In the first session of the 105th Congress, the State Children’s Health Insurance Program (CHIP) was enacted as part of the Balanced Budget Act of 1997. CHIP is a federal -state program, authorized for 10 years and funded for 5, granting states up to 48 billion dollars to provide “child health assistance” to children who are not eligible for any other insurance coverage, incluidng Medicaid. States must provide matching funds which will be matched at a rate of approximately 75%, almost half again what the Medicaid match would be. CHIP is intended to bring health insurance coverage to children of the working poor, whose families earn too much to qualify for Medicaid, but not enough to afford private, employer-sponsored coverage. The program is expected to provide coverage for an additional 3.4 million children of the estimated 10.1 million children who are currently uninsured.

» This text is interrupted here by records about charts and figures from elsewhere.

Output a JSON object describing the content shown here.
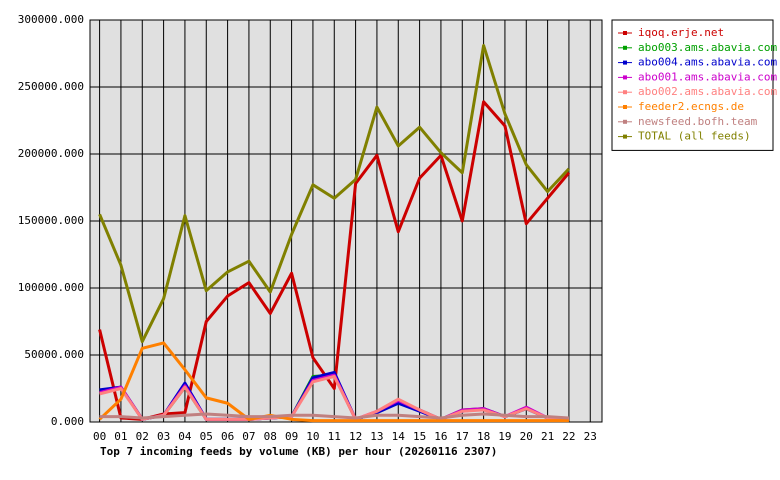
{
  "chart_data": {
    "type": "line",
    "title": "Top 7 incoming feeds by volume (KB) per hour (20260116 2307)",
    "categories": [
      "00",
      "01",
      "02",
      "03",
      "04",
      "05",
      "06",
      "07",
      "08",
      "09",
      "10",
      "11",
      "12",
      "13",
      "14",
      "15",
      "16",
      "17",
      "18",
      "19",
      "20",
      "21",
      "22",
      "23"
    ],
    "ylim": [
      0,
      300000
    ],
    "yticks": [
      {
        "value": 0,
        "label": "0.000"
      },
      {
        "value": 50000,
        "label": "50000.000"
      },
      {
        "value": 100000,
        "label": "100000.000"
      },
      {
        "value": 150000,
        "label": "150000.000"
      },
      {
        "value": 200000,
        "label": "200000.000"
      },
      {
        "value": 250000,
        "label": "250000.000"
      },
      {
        "value": 300000,
        "label": "300000.000"
      }
    ],
    "grid": true,
    "legend_position": "right",
    "series": [
      {
        "name": "iqoq.erje.net",
        "color": "#cc0000",
        "values": [
          69000,
          3000,
          2000,
          6000,
          7000,
          75000,
          94000,
          104000,
          81000,
          111000,
          48000,
          25000,
          178000,
          199000,
          142000,
          182000,
          199000,
          150000,
          239000,
          221000,
          148000,
          167000,
          186000,
          null
        ]
      },
      {
        "name": "abo003.ams.abavia.com",
        "color": "#00a000",
        "values": [
          23000,
          26000,
          2000,
          5000,
          26000,
          2000,
          2000,
          2000,
          3000,
          4000,
          34000,
          35000,
          2000,
          7000,
          15000,
          9000,
          2000,
          9000,
          10000,
          4000,
          10000,
          3000,
          2000,
          null
        ]
      },
      {
        "name": "abo004.ams.abavia.com",
        "color": "#0000cc",
        "values": [
          24000,
          26000,
          2000,
          5000,
          29000,
          2000,
          2000,
          2000,
          3000,
          4000,
          33000,
          37000,
          2000,
          7000,
          14000,
          8000,
          2000,
          8000,
          10000,
          4000,
          10000,
          3000,
          2000,
          null
        ]
      },
      {
        "name": "abo001.ams.abavia.com",
        "color": "#cc00cc",
        "values": [
          22000,
          26000,
          2000,
          5000,
          27000,
          2000,
          2000,
          2000,
          3000,
          4000,
          31000,
          35000,
          2000,
          8000,
          16000,
          9000,
          2000,
          9000,
          10000,
          4000,
          11000,
          3000,
          2000,
          null
        ]
      },
      {
        "name": "abo002.ams.abavia.com",
        "color": "#ff8080",
        "values": [
          21000,
          25000,
          2000,
          5000,
          26000,
          2000,
          2000,
          2000,
          3000,
          4000,
          30000,
          34000,
          2000,
          8000,
          17000,
          9000,
          2000,
          8000,
          9000,
          4000,
          10000,
          3000,
          2000,
          null
        ]
      },
      {
        "name": "feeder2.ecngs.de",
        "color": "#ff8000",
        "values": [
          2000,
          17000,
          55000,
          59000,
          39000,
          18000,
          14000,
          2000,
          5000,
          2000,
          1000,
          1000,
          1000,
          1000,
          1000,
          1000,
          1000,
          1000,
          1000,
          1000,
          1000,
          1000,
          1000,
          null
        ]
      },
      {
        "name": "newsfeed.bofh.team",
        "color": "#c08080",
        "values": [
          4000,
          4000,
          3000,
          4000,
          5000,
          6000,
          5000,
          4000,
          4000,
          5000,
          5000,
          4000,
          3000,
          5000,
          5000,
          4000,
          3000,
          5000,
          6000,
          5000,
          4000,
          4000,
          3000,
          null
        ]
      },
      {
        "name": "TOTAL (all feeds)",
        "color": "#808000",
        "values": [
          155000,
          117000,
          60000,
          92000,
          154000,
          98000,
          112000,
          120000,
          97000,
          140000,
          177000,
          167000,
          181000,
          235000,
          206000,
          220000,
          201000,
          186000,
          281000,
          230000,
          192000,
          172000,
          189000,
          null
        ]
      }
    ]
  }
}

The CHIP program is structured much like a block grant; states are given a significant amount of money to meet federal policy objectives (in this case insuring poor children), but make most of the program design and implementation choices themselves. States must submit plans to the Health Care Financing Administration (HCFA), which will administer CHIP, for their review and approval prior to starting the program. CHIP gives the states extensive implementation choices, including whether or not to participate at all. However, there are certain requirements that states must meet to be eligible for CHIP funding, and parameters within which programs must be designed.
This brief is designed to help policymakers through the basic decisions they will have to make regarding their state’s CHIP program. It outlines the basic decisions that must be made, the pros and cons of each option, and experiences from other states. It is not an exhaustive guide, but a tool to help policymakers think through and weigh the options presented by CHIP.